Claude Skills transforme l'IA en entreprise : découvrez comment industrialiser vos prompts, automatiser vos workflows et éviter les pièges de gouvernance.

Quentin Bragard

Quentin Bragard

·9 min
Claude Skills en entreprise : industrialiser le prompt engineering

Pendant deux ans, on a tous appris à devenir prompt engineers. On a écrit des "méga prompts" de trois pages, on les a sauvegardés dans des Notion, dans des GPTs custom, dans des bibliothèques internes que personne ne mettait à jour. On a même formé nos équipes à les recopier proprement.

Et puis Anthropic a sorti Claude Skills mi-avril 2026, et la donne pour l'IA en entreprise vient de basculer. La plupart de ce travail de capitalisation devient, d'un coup, périssable.

Ce n'est pas une mauvaise nouvelle. C'est même probablement la meilleure chose qui pouvait arriver à l'adoption IA en entreprise depuis ChatGPT Enterprise. Mais ça change radicalement la façon dont une organisation doit penser ses outils IA, sa gouvernance et son rôle de "centre d'expertise" interne.

Voici ce que sont vraiment les Claude Skills, ce qu'elles changent au quotidien chez Jaydai, le piège dans lequel 90 % des entreprises vont tomber, et la technique la plus puissante (et la plus sous-exploitée) pour en tirer parti dès cette semaine.

Claude Skills, c'est quoi (en clair, pour un DG ou un DSI)

Une Claude Skill, c'est un dossier. À l'intérieur : un fichier SKILL.md qui décrit ce que la Skill fait, quand l'utiliser, et comment. Et autour, ce que vous voulez : des templates, des PDF, des fichiers Excel, du code Python, des guides de style, des bases de connaissances, des modèles internes.
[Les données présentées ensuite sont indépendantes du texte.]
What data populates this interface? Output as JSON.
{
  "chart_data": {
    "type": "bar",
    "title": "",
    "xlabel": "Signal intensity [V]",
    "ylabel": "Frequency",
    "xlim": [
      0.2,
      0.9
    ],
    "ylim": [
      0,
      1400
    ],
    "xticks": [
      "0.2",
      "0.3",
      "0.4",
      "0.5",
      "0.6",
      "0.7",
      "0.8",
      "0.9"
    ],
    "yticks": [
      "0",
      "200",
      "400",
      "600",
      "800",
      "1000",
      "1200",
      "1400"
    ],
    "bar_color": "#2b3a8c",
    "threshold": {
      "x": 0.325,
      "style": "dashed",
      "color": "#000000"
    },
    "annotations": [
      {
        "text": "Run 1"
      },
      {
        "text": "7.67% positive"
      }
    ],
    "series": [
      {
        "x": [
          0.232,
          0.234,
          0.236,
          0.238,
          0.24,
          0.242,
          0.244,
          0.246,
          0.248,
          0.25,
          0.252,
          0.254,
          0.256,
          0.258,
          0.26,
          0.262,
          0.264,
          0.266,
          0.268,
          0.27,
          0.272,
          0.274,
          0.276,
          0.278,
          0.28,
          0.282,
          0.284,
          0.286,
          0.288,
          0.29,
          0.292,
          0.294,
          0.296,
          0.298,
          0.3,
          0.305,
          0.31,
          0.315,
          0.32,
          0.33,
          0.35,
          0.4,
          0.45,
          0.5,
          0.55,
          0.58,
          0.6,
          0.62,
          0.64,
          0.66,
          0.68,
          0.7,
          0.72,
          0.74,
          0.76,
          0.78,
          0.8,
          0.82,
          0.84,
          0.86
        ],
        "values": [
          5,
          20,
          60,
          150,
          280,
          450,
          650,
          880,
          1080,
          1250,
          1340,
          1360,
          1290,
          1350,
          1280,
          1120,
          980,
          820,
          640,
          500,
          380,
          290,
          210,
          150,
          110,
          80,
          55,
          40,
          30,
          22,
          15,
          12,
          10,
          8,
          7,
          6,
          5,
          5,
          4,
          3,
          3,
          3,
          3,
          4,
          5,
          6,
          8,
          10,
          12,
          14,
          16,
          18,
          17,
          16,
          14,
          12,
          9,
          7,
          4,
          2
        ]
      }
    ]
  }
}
La différence majeure avec un prompt classique ? Claude connaît toutes les Skills disponibles dans son environnement et décide, tout seul, laquelle activer en fonction de ce que vous lui demandez. Vous n'avez plus à vous souvenir du bon prompt à copier, ni à expliquer à Claude le contexte métier à chaque conversation. La Skill est là, en arrière-plan, prête à être déclenchée par les bons mots-clés ou la bonne intention.

C'est, schématiquement, la différence entre :

  • Le prompt : un mode d'emploi que vous devez glisser à chaque appel.
  • Le projet (ou GPT custom) : un contexte figé, lié à une conversation, difficile à industrialiser.
  • La Skill : une compétence métier persistante, composable, que Claude peut chaîner avec d'autres Skills, et qui peut embarquer des outils supplémentaires (scripts Python, PDF de référence, fonctions custom).

C'est ce dernier point qui fait basculer beaucoup d'entreprises : les Skills élargissent considérablement le type d'outils que vous pouvez attacher à votre IA. On ne parle plus juste de "texte de prompt". On parle d'un vrai capital opérationnel, packagé proprement, et utilisable par n'importe qui dans l'organisation sans connaissance technique préalable.

Une Skill bien conçue couvre la grande majorité des cas d'usage internes. Pour distinguer ce qui mérite vraiment de monter d'un cran vers un agent autonome (avec sa complexité et sa maintenance), voir le framework Prompt / Mini-app / Agent : il donne la grille pour ne pas sur-investir.

Pourquoi Anthropic ouvre la voie (et pourquoi les autres vont suivre)

Anthropic a pris l'habitude, depuis 2024, de poser le standard sur les sujets d'industrialisation de l'IA. Le MCP (Model Context Protocol) est devenu un standard ouvert adopté par OpenAI, Google et plusieurs éditeurs verticaux. Artifacts a inspiré le format de réponse interactif que ChatGPT a copié en quelques mois. Il y a fort à parier que Skills va suivre le même chemin.

Concrètement, si vous démarrez aujourd'hui une logique de Skills chez vous, vous n'investissez pas dans une niche Anthropic : vous investissez dans le format qui sera, dans 6 à 12 mois, la norme cross-modèles. Les fichiers .md au format Skill seront probablement portables vers les concurrents, comme les fichiers MCP le sont déjà.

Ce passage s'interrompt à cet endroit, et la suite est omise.